VCCL’s fault-tolerance mechanism ensures that, in the event of NIC down or switch failures, distributed training can be recovered and continue within a single iteration, significantly improving the reliability and availability of large-scale clusters.

Overview¶

Fault-tolerance Capabilities¶

Failure Detection: Automatically detects node and link failures.
Automatic Recovery: Transparent failure recovery mechanisms.
Zero Downtime: In-place recovery within a single iteration.
High Compatibility: Highly compatible with traditional solutions.

Supported Failure Types¶

Failure Type	Recovery Strategy	Recovery Time
NIC down	Fault tolerance	Within 1 iteration
Switch failure	Fault tolerance	Within 1 iteration
NIC flap	Avoid excessive re-attachment	Handled by hardware retransmission mechanisms
GPU failure	Node isolation	Checkpoint-based recovery

Configuration¶

Basic Enablement¶

# Enable fault-tolerance feature (disabled by default)
export NCCL_ENABLE_FAULT_TOLERANCE=<0, 1>, default is 0 (disabled).

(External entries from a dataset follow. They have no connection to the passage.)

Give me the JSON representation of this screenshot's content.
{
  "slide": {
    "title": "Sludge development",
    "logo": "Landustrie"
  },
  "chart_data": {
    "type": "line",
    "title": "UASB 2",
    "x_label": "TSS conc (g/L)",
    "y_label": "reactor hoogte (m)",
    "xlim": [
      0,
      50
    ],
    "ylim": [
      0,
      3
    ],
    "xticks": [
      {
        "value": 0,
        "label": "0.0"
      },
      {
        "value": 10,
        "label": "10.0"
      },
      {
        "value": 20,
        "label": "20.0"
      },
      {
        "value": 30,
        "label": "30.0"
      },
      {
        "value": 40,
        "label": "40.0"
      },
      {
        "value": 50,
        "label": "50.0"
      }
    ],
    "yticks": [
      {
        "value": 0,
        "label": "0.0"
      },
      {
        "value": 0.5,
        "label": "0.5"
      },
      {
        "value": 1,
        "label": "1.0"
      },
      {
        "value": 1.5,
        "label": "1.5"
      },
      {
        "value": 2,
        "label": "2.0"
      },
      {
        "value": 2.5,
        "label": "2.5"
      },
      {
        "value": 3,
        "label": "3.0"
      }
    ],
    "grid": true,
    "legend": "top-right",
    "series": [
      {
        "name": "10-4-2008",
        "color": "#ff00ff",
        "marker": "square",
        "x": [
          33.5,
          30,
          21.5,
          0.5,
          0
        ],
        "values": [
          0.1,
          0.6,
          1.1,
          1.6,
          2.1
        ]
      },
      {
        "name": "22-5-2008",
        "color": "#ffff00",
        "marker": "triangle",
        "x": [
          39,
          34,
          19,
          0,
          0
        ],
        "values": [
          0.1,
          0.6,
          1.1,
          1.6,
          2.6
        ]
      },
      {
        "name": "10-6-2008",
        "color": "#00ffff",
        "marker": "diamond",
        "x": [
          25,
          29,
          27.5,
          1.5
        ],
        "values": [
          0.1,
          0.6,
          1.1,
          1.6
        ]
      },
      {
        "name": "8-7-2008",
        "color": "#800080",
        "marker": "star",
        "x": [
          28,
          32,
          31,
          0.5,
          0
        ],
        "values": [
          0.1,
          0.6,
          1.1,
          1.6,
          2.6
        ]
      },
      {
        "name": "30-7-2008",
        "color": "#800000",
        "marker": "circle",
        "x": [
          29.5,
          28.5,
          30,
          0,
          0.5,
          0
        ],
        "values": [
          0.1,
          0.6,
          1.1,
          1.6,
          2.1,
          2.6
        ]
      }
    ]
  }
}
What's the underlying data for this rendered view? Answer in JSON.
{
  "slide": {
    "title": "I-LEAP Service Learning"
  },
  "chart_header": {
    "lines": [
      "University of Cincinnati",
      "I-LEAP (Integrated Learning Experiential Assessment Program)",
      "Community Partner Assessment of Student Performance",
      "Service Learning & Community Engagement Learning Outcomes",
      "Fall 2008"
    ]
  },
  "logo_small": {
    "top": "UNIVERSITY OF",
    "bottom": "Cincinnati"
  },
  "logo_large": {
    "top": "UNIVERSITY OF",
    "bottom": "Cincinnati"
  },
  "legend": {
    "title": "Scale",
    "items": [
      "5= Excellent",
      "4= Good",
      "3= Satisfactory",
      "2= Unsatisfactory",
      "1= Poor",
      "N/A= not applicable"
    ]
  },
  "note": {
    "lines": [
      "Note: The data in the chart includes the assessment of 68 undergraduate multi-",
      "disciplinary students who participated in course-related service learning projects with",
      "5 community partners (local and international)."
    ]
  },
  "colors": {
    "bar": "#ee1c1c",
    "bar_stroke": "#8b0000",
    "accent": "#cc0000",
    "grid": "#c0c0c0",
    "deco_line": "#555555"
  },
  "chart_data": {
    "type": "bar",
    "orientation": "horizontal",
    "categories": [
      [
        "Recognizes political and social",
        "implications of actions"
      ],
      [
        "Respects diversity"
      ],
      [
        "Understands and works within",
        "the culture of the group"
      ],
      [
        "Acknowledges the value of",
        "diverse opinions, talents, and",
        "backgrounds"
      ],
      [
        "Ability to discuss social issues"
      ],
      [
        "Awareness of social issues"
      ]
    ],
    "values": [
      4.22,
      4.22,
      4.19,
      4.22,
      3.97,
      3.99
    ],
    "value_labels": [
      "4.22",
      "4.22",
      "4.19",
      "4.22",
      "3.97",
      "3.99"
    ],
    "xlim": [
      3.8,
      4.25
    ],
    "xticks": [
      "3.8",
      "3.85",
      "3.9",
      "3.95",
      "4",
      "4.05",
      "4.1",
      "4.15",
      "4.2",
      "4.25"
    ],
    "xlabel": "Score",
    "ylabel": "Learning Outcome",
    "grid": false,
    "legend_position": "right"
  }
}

# NIC configuration must be specified
export NCCL_IB_HCA=="mlx5_0:1,mlx5_1:1,mlx5_2:1,mlx5_3:1,mlx5_4:1,mlx5_5:1,mlx5_6:1,mlx5_7:1" according to runtime environment.

Advanced Configuration¶

# Set retry count (default 7)
export NCCL_IB_RETRY_COUNT=7

# Set timeout in seconds (default 18)
export NCCL_IB_TIMEOUT=18

NIC configuration requirement

The fault-tolerance feature requires the NCCL_IB_HCA environment variable to be specified; otherwise it will not function correctly.

Advanced configuration

Setting advanced parameters beyond reasonable ranges may affect behavior.